Their holiday cheer is multiplied when Izzy's younger brother, Charlie Chambers, unexpectedly arrives to volunteer at a local clinic.  He brings with him outspoken hitchhiker Amber Hanson, who is returning to Sea Harbor to claim an inheritance.  She quickly reacquaints herself with the area--and forms an unlikely friendship with Charlie.  But their bond is shattered when her body is found beneath the undecorated trees on the Harbor Green.

With Charlie a suspect in the murder, Izzy and her fellow knitters step in to uncover the truth.  It's only by peeling away long-buried secrets that they can hope to restore joy to the season, and enjoy the shining lights of the newly decorated trees.

Bea's Thoughts:

This was my first story by Goldenbaum but I'll be looking for more in this series.

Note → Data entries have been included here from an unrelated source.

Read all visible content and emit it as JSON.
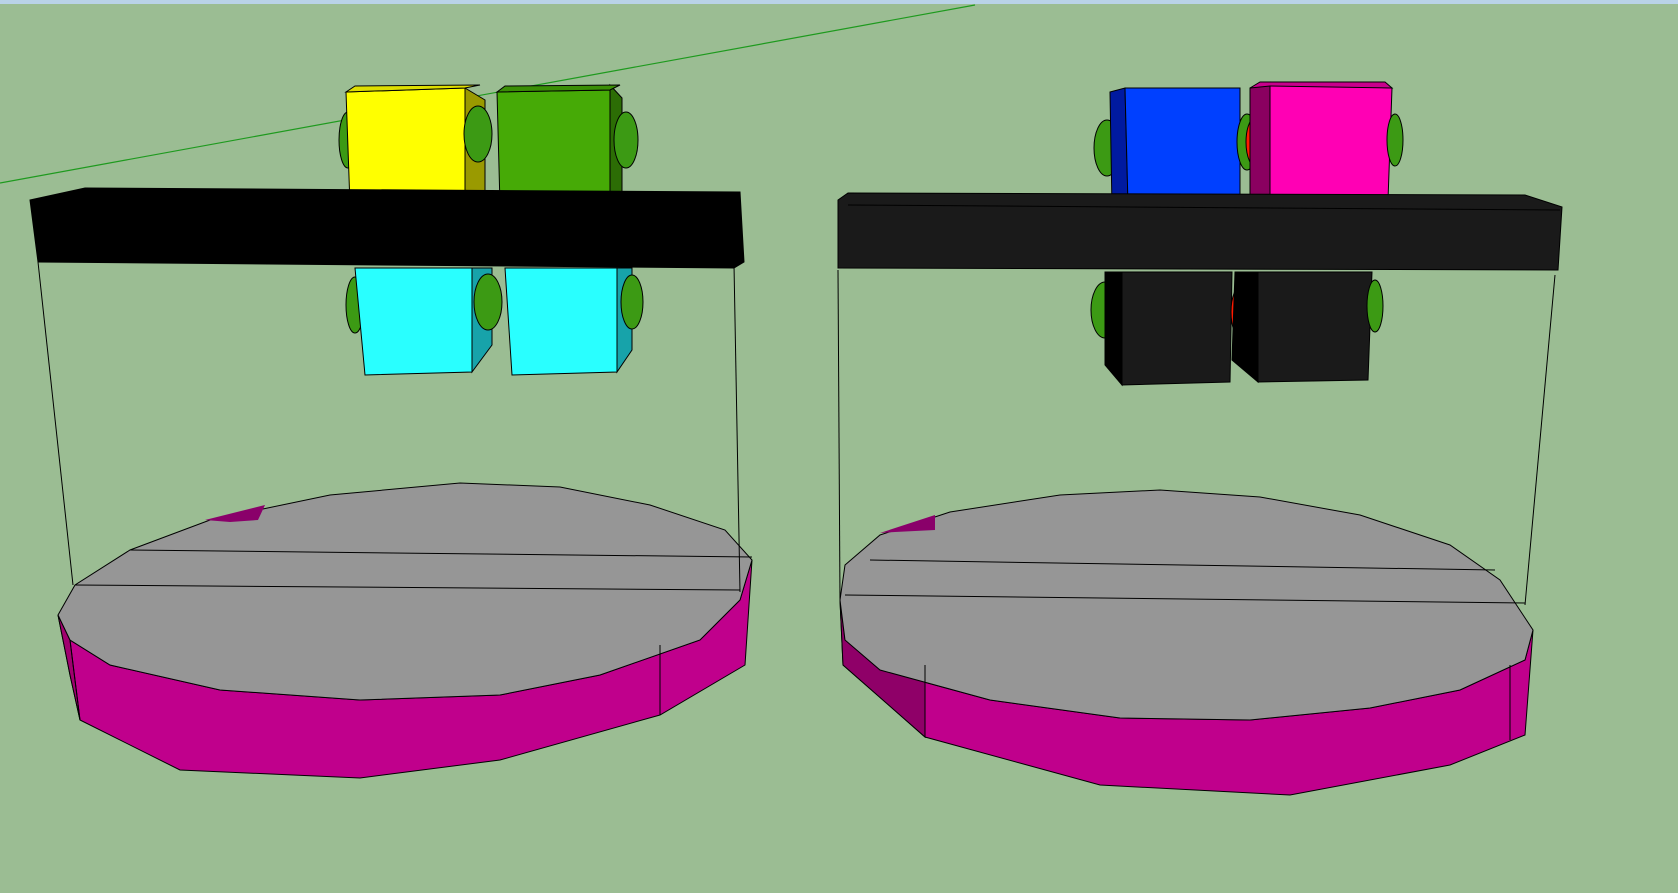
{
  "scene": {
    "background_color": "#9bbd93",
    "axis_line_color": "#1e9a1e",
    "models": [
      {
        "name": "left-assembly",
        "crossbar_color": "#000000",
        "top_blocks": [
          "#ffff00",
          "#46aa06"
        ],
        "bottom_blocks": [
          "#29ffff",
          "#29ffff"
        ],
        "connector_color": "#3c9a14",
        "platform_top_color": "#969696",
        "platform_side_color": "#c0008c"
      },
      {
        "name": "right-assembly",
        "crossbar_color": "#1a1a1a",
        "top_blocks": [
          "#0040ff",
          "#ff00b4"
        ],
        "bottom_blocks": [
          "#1a1a1a",
          "#1a1a1a"
        ],
        "connector_color": "#3c9a14",
        "accent_connector_color": "#ff1a00",
        "platform_top_color": "#969696",
        "platform_side_color": "#c0008c"
      }
    ]
  }
}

"Trimmed with Murder" is a cozy mystery but with more depth than often found in cozies. Goldenbaum takes her time setting up the details, the events, and the people. Slowly and carefully she builds her world and lures you in. The characters are rich, complex, and believably flawed. The setting is a fictional town set in a real region about an hour north of where I live and it felt genuine. I could picture the area clearly even though I haven't driven up there in years. The story is somewhat slow in that the murder doesn't occur early on but is about a hundred pages in. This a slow, thoughtful story full of quiet family drama and foibles that teeters on soap opera at times but never tips over; there are several story threads that converge. The relationships are essential to the story and though this is the tenth book in the series, it worked perfectly as a stand-alone. The mystery itself kept me guessing until near the end. There was no lack of suspects, and the involvement of the civilians in the investigation was sensible. It was family and friends looking out for and helping each other.